May 9, 2021 – December 19, 2021
my life as a tunnel



Shannon Te Ao (Ngāti Tūwharetoa / New Zealander, born Australia, 1978) implements Māori traditions to explore the ambiguities and tensions within interpersonal relationships as well as the complex dynamics between Indigeneity, language, and loss. The starting point for my life as a tunnel (2018) is a scene from Charles Burnett’s iconic film Killer of Sheep (1978) in which the protagonist, Stan, and his wife—whose marriage has experienced much strain—slowly dance to the haunting Clyde Otis song "This Bitter Earth," originally recorded by Dinah Washington in 1959, capturing a pivotal moment of physical and psychological exchange between two individuals.
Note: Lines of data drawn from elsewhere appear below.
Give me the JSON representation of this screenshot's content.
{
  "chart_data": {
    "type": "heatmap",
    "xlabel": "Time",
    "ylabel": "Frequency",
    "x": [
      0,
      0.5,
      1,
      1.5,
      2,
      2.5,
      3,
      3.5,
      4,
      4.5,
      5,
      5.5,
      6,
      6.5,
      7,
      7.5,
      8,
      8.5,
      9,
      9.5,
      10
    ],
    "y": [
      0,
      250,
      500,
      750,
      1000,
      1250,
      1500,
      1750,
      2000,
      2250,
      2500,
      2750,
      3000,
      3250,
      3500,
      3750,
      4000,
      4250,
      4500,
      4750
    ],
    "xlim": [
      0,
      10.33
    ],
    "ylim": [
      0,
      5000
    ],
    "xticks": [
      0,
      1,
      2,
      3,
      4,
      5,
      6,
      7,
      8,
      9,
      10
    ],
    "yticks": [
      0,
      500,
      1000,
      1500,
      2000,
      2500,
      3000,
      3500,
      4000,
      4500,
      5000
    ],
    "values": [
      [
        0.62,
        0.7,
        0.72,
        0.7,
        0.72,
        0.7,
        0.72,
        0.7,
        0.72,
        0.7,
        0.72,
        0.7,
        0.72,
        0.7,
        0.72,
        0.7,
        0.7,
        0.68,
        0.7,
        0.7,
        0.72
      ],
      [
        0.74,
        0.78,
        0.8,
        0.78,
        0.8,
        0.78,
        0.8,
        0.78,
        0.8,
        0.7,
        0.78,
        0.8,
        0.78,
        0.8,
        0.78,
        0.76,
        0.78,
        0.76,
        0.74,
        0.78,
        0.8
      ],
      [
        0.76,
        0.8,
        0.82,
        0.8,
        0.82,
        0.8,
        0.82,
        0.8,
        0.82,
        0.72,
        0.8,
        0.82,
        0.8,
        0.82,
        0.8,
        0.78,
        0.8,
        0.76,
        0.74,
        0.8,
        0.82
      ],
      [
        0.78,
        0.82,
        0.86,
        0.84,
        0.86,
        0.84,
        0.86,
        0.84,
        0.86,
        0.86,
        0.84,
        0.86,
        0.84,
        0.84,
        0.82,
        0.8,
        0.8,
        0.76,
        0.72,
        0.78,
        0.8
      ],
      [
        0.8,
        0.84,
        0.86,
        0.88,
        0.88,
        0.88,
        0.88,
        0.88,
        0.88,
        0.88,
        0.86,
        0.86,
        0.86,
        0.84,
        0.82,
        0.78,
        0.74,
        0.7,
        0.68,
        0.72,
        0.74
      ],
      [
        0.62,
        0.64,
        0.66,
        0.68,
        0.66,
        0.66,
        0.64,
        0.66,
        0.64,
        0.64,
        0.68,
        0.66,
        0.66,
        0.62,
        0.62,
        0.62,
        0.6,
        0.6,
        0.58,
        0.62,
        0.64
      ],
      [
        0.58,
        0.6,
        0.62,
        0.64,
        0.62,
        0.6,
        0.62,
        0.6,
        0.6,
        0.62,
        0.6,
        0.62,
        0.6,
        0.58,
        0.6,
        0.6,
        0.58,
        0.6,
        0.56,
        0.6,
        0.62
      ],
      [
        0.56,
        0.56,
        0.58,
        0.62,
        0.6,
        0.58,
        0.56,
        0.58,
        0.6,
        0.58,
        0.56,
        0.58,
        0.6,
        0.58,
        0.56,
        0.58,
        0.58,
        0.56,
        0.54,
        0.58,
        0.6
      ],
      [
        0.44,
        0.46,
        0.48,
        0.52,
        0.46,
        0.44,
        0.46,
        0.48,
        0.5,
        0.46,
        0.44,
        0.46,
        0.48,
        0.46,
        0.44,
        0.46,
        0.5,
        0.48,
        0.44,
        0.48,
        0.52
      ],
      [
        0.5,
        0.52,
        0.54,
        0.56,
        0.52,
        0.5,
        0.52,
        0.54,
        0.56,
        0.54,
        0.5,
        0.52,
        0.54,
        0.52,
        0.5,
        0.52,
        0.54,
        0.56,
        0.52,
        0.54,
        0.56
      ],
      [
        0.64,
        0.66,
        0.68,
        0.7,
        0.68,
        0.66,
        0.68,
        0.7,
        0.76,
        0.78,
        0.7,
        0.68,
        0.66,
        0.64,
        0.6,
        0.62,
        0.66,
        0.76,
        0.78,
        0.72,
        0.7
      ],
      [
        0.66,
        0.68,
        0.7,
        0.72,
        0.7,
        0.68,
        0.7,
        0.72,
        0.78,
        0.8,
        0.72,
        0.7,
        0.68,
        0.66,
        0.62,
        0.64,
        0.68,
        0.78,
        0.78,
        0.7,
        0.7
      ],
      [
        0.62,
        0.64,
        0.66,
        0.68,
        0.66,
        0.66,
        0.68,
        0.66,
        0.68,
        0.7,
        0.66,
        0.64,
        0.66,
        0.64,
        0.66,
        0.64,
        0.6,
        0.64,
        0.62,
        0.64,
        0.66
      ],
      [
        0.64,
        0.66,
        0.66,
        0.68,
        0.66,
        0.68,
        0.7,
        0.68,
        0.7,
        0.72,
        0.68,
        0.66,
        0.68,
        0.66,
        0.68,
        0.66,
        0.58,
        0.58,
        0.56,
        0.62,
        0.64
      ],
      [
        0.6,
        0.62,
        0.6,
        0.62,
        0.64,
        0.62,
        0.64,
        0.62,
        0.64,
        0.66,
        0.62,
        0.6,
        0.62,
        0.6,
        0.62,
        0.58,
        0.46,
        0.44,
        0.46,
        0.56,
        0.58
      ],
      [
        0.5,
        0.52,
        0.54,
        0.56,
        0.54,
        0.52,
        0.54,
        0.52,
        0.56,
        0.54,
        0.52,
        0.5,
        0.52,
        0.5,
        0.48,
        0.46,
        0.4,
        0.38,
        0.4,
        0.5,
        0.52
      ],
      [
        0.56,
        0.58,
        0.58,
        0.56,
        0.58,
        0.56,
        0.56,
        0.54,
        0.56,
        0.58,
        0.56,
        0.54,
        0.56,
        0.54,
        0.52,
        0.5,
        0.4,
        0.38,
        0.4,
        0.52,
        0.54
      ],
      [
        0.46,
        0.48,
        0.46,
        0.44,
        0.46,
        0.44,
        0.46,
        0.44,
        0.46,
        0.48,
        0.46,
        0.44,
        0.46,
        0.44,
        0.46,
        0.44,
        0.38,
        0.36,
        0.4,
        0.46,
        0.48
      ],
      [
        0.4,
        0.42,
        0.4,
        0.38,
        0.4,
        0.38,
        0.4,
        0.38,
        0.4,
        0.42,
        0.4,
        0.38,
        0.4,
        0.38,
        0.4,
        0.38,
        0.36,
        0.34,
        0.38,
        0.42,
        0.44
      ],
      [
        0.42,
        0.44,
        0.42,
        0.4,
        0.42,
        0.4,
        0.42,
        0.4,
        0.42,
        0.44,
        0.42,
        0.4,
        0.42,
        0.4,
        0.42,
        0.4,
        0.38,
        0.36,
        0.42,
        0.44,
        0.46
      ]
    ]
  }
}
This two-channel video is installed on two separate, back-to-back screens. Two male figures move intimately together to an a cappella version of "This Bitter Earth," translated into te reo Māori (Māori language). Their engagements seem affectionate, but there are subtle, yet palpable, moments of disquiet. This layered and poignant work weaves together past and present and asks: What can be found once something is lost?

This exhibition is organized by the Hood Museum of Art, Dartmouth College, and was generously supported by William B. Jaffe and Evelyn A. Hall Fund.